The common sense that Ross was alluding to initially seemed in short supply in the state House of Representatives when Rep. Larry Pittman, R-Cabarrus, along with co-sponsors Michael Speciale, R-Craven, Mark Brody, R-Union and Michele Presnell, R-Yancey, filed a bill to amend the N.C. Constitution to end requiring a permit to carry a concealed weapon.
|Rep. Larry Pittman,
|Rep. Michael Speciale,
|Rep. Mark Brody,
|Rep. Michele Presnell,
"We need to stop keeping law-abiding citizens from defending themselves," Pittman said. "The Second Amendment to the United States Constitution is the only permit an honest citizen needs to carry concealed weapons."
The bill was filed two days before the Orlando massacre.
Monday evening, House Speaker Tim Moore, R-Cleveland, sent the bill to the House Rules Committee, where it will likely snooze for the remainder of the legislative session. Rules Committee Chairman David Lewis, R-Harnett, said, with the pressing need to deal with the budget, he doesn’t expect to hold a hearing or vote on the bill.
Pittman’s proposal, frankly is as dumb as it is dangerous. Today, those seeking to carry concealed weapons must undergo a thorough back ground check, classroom instruction in gun laws and safety along with hands-on firearms training – certainly reasonable and a far-cry from any undue burden.

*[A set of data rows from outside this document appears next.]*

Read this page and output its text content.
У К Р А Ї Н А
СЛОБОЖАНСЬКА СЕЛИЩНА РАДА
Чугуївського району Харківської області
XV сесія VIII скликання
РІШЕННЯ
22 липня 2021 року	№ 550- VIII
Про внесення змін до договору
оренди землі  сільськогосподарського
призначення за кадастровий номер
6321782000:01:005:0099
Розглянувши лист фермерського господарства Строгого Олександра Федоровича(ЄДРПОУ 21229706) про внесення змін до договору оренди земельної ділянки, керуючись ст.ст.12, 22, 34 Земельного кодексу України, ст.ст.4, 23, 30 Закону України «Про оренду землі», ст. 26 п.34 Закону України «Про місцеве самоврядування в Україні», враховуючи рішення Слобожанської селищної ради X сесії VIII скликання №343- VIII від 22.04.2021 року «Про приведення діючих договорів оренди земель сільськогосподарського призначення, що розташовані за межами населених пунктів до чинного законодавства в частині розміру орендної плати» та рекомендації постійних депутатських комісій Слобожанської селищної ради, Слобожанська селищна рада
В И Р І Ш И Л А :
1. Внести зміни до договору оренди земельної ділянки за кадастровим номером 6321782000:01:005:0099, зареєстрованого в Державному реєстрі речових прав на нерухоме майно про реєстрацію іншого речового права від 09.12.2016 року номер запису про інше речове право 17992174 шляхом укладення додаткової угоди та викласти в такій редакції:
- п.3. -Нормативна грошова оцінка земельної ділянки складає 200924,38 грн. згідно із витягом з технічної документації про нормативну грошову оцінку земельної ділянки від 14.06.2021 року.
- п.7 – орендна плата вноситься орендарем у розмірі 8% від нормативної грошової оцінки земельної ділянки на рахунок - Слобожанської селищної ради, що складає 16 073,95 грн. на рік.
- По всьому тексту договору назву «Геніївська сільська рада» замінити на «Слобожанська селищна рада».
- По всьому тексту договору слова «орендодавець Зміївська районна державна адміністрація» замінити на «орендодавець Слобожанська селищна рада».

A single gun in the wrong hands spells disaster. Overheated rhetoric and hyper- patriotic chest-thumping won’t prevent the next disaster, but a bit of common sense would be a good start. We must deliberatively figure out how to keep these assault-style weapons away from those who seek to harm the innocent, that will give us safer communities while still assuring law-abiding their Constitutional to bear arms.